Jerry Borges traça um panorama dos casos de
interrupção da gravidez e seu impacto sobre a saúde pública, além de abordar a
questão da descriminalização dessa prática no país e as
divergências sobre o início da vida.
Por: Jerry Carvalho Borges
Nas últimas semanas, o país tem
debatido de forma acalorada sobre a descriminalização do aborto e,
consequentemente, os direitos da gestante e de seu concepto. Apesar de tal
discussão se referir a casos específicos (anencefalia), é extremamente
apropriado e atual debater sobre os diversos aspectos do aborto no Brasil.
O aborto tem se convertido nos últimos anos em um grande problema para a saúde
pública mundial, pois a interrupção da gravidez, por meios legais ou ilegais,
tem se tornado cada vez mais frequente. Essa situação acarreta um elevado
número de mortes e compromete a saúde de milhares de mulheres.

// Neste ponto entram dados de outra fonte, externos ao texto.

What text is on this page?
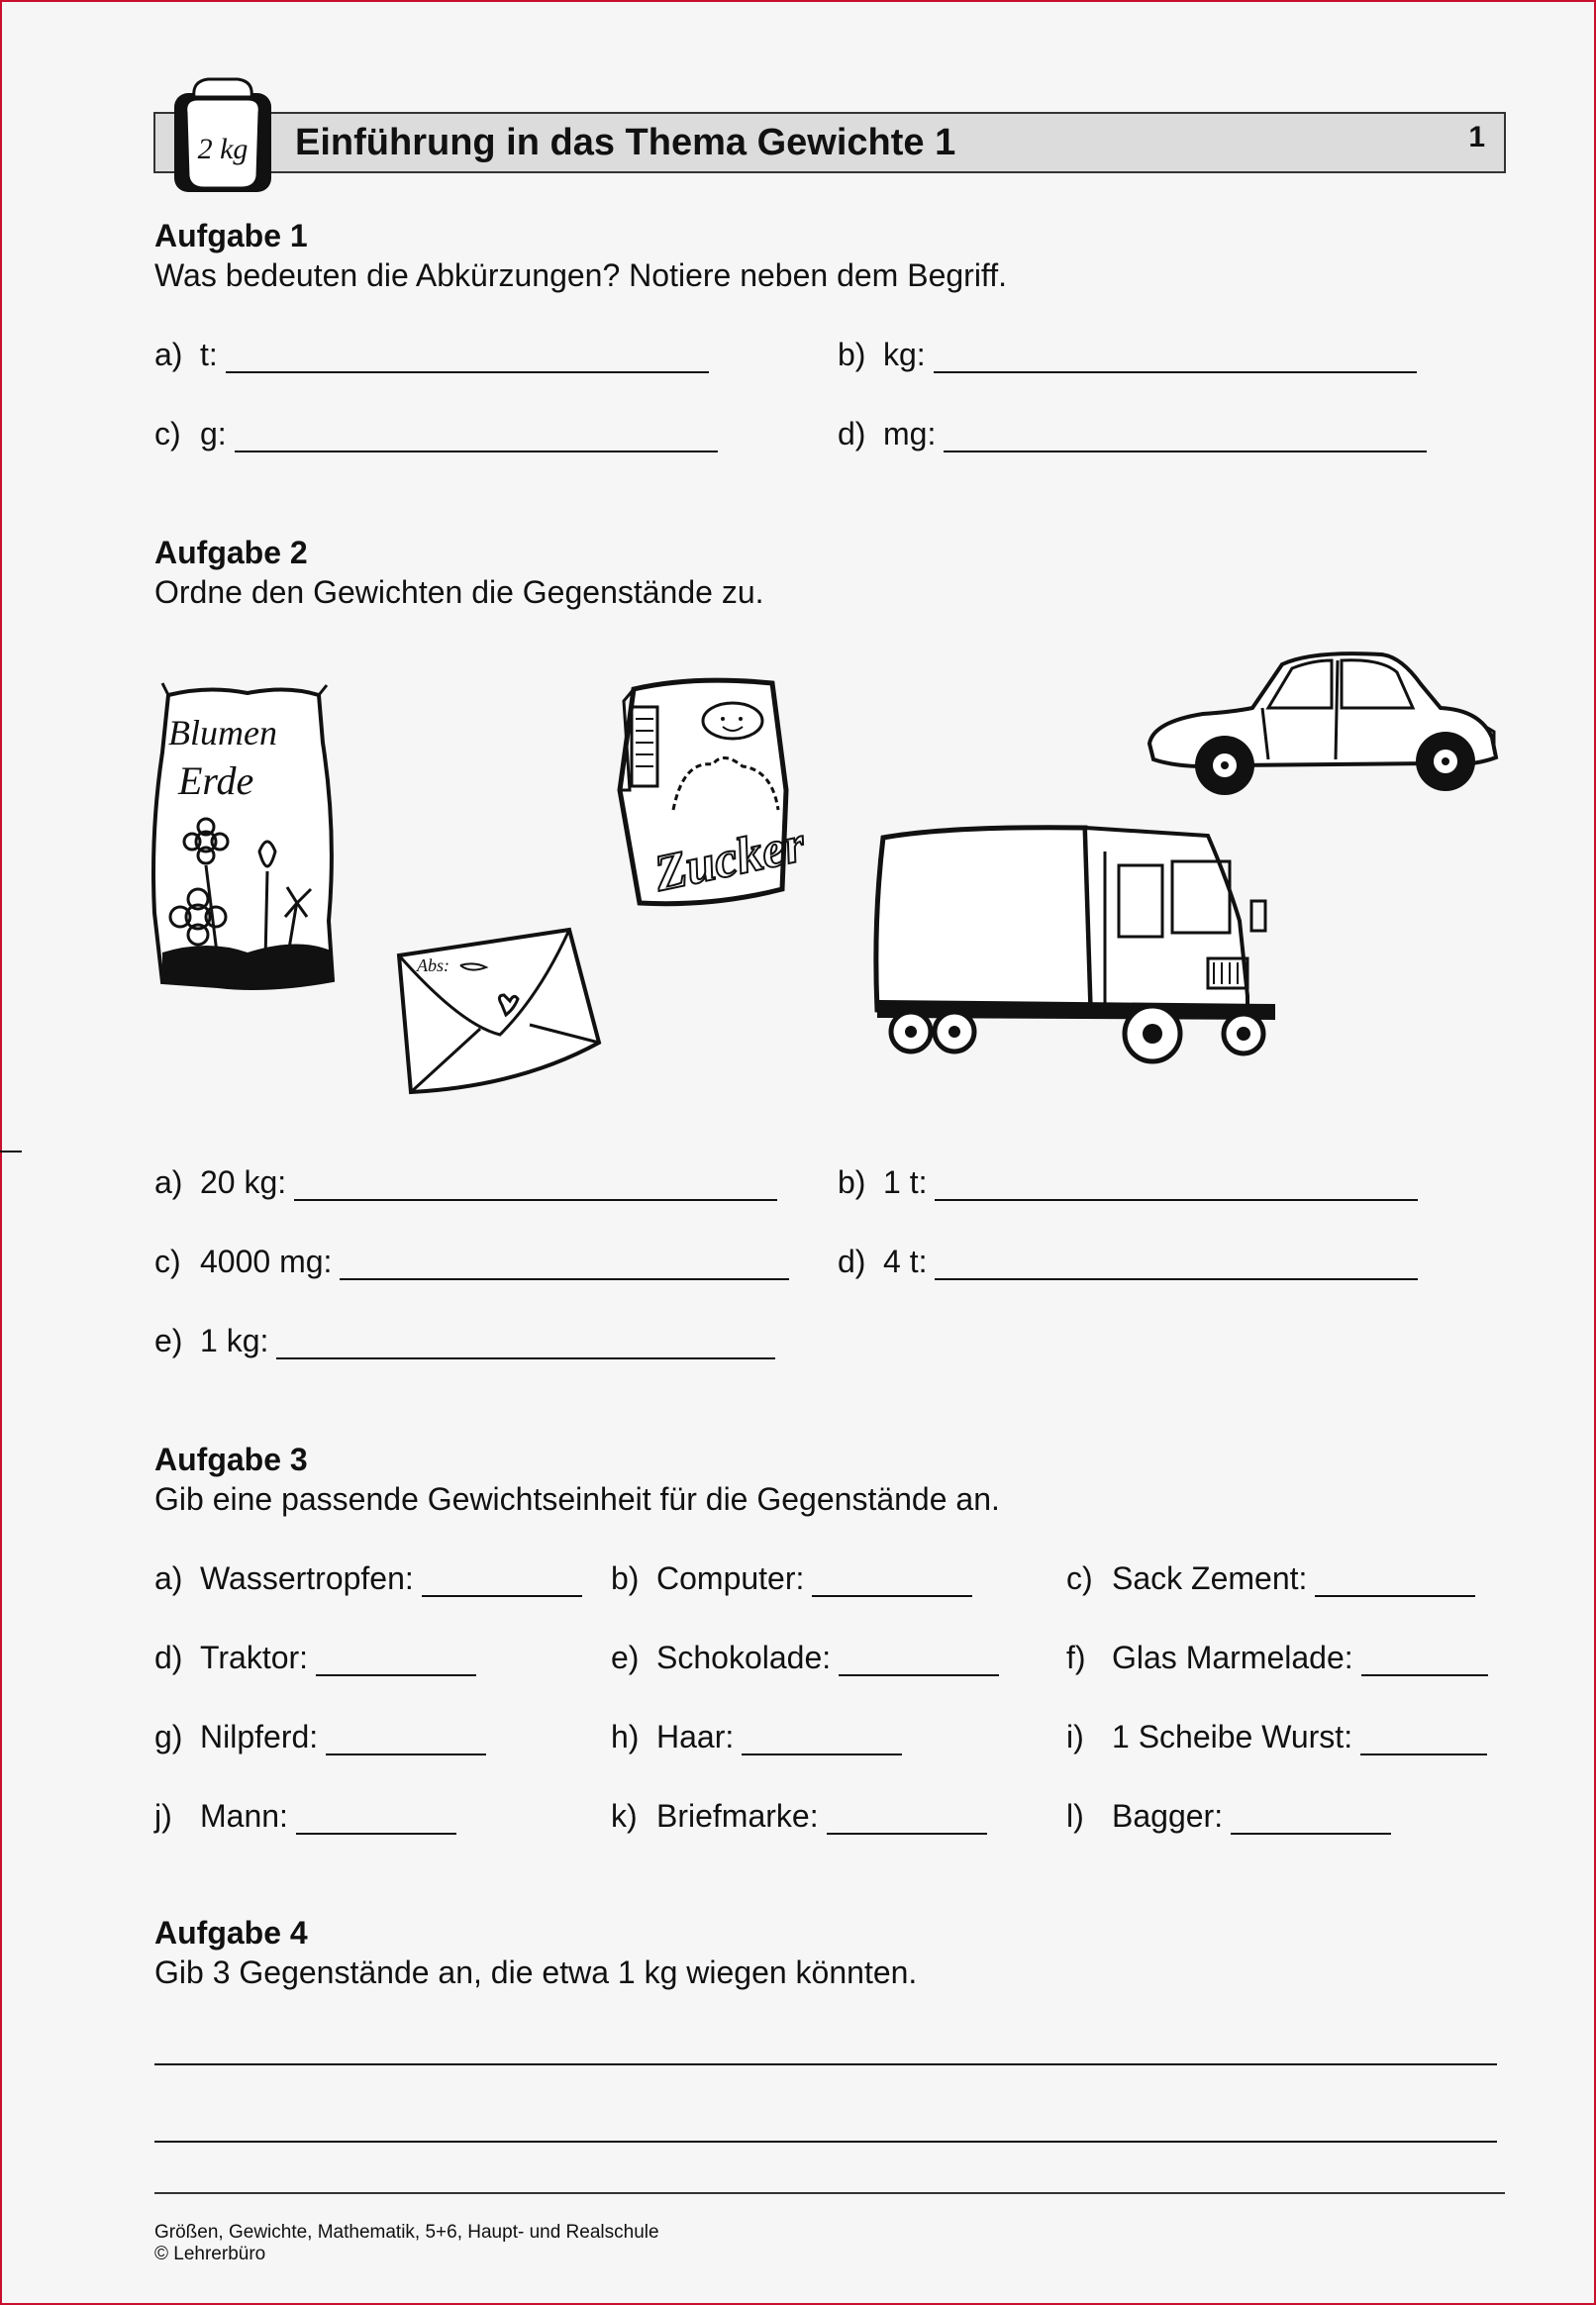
2 kg Einführung in das Thema Gewichte 1	1
Aufgabe 1
Was bedeuten die Abkürzungen? Notiere neben dem Begriff.
a) t:	b) kg:
c) g:	d) mg:
Aufgabe 2
Ordne den Gewichten die Gegenstände zu.
Blumen
Erde
Abs:
Zucker
a) 20 kg:	b) 1 t:
c) 4000 mg:	d) 4 t:
e) 1 kg:
Aufgabe 3
Gib eine passende Gewichtseinheit für die Gegenstände an.
a) Wassertropfen:	b) Computer:	c) Sack Zement:
d) Traktor:	e) Schokolade:	f) Glas Marmelade:
g) Nilpferd:	h) Haar:	i) 1 Scheibe Wurst:
j) Mann:	k) Briefmarke:	l) Bagger:
Aufgabe 4
Gib 3 Gegenstände an, die etwa 1 kg wiegen könnten.
Größen, Gewichte, Mathematik, 5+6, Haupt- und Realschule
© Lehrerbüro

Estimativas da Organização Mundial da
Saúde (OMS) indicam que ocorrem a cada ano no planeta cerca de 87
milhões de casos de gravidez indesejada. Desses resultam entre 46 milhões e 55
milhões de abortos.
Diariamente ocorre no mundo um aborto a
cada 24 segundos
Diariamente, são realizadas cerca de
126 mil interrupções voluntárias da gravidez, ou seja, ocorre um aborto a cada
24 segundos. Comparativamente, é como se 1/4 da população brasileira ou todos os habitantes da Itália, ou da Espanha ou da Argentina
fossem exterminados em um único ano. A grande maioria
desses abortos (78%) ocorre em países em desenvolvimento.
A cada ano, aproximadamente 18 milhões de
mulheres abortam de forma clandestina. Anualmente, cerca de 13% da mortalidade
materna no planeta são
atribuídos a abortos malsucedidos.
A situação brasileira
Segundo estimativas
de 2001, 10% das gestações noBrasil terminam em aborto
(foto: Hilde Vanstraelen / sxc.hu).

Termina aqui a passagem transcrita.